Acabou a
energia.
Fosse o
que fosse, deixou metade do vilarejo no escuro. Em plena véspera de natal, as
luzinhas, arranjos, guirlandas, crianças brincando na neve, os programas
televisivos de praxe: tudo foi substituído pelo breu.
Não que
tivesse de fato alguma importância. O único prato cheio em sua ceia de natal
era o dele próprio: era o oitavo natal que passava sozinho, somente com a
companhia do porta-retratos antigo que ganhara em sua última visita ao
hospital. Sua mulher já não tinha cabelos (um dos terríveis efeitos da
quimioterapia) e estava com uma aparência mórbida. Ambos sorriam em meio a um
grupo de médicos muito, muito sérios. Todas as figuras acompanharam-no na
escuridão que se seguiu, cantando a felicidade do povo lá fora no silêncio que
caiu sobre a casa.
“Minha
mulher fazia mais barulho que todas as crianças deste lugar juntas”.
Era uma
mulher espirituosa, como diriam os vizinhos. Ayra escolhera seu companheiro quando
pequena, eram colegas de classe e, assim, permaneceram juntos durante muito
tempo. Fazia piadas, ria de tudo, a
seriedade só vinha de tempos em tempos e, mesmo assim, aparecia em parcelas.

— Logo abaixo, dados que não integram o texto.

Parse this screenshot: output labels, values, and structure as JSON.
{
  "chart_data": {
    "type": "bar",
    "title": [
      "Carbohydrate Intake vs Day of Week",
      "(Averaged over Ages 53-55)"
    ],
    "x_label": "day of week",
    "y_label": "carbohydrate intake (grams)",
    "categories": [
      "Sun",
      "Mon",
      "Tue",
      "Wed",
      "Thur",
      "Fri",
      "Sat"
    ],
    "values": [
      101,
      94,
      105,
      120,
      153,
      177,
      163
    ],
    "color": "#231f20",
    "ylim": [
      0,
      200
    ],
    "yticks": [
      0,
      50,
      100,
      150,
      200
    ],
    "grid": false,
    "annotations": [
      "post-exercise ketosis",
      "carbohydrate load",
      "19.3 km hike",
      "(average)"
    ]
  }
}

Realizaram os planos de viajar pelo mundo juntos, tiveram um cachorro,
plantaram uma árvore, não conseguiram ter um filho por questões óbvias. Além de
esposa, também era melhor amiga, por isso o rombo no coração de Charlie quando ela
partiu. Ele colecionava os objetos dela, guardando-os todos numa caixinha de joias
bordô: sua corrente preferida, uma fita de cetim (mesmo após insistências, Ayra
nunca deixou de usá-la para prender seus cabelos) e um frasco vazio.
“Ainda consigo sentir o perfume dela quando a saudade aperta”.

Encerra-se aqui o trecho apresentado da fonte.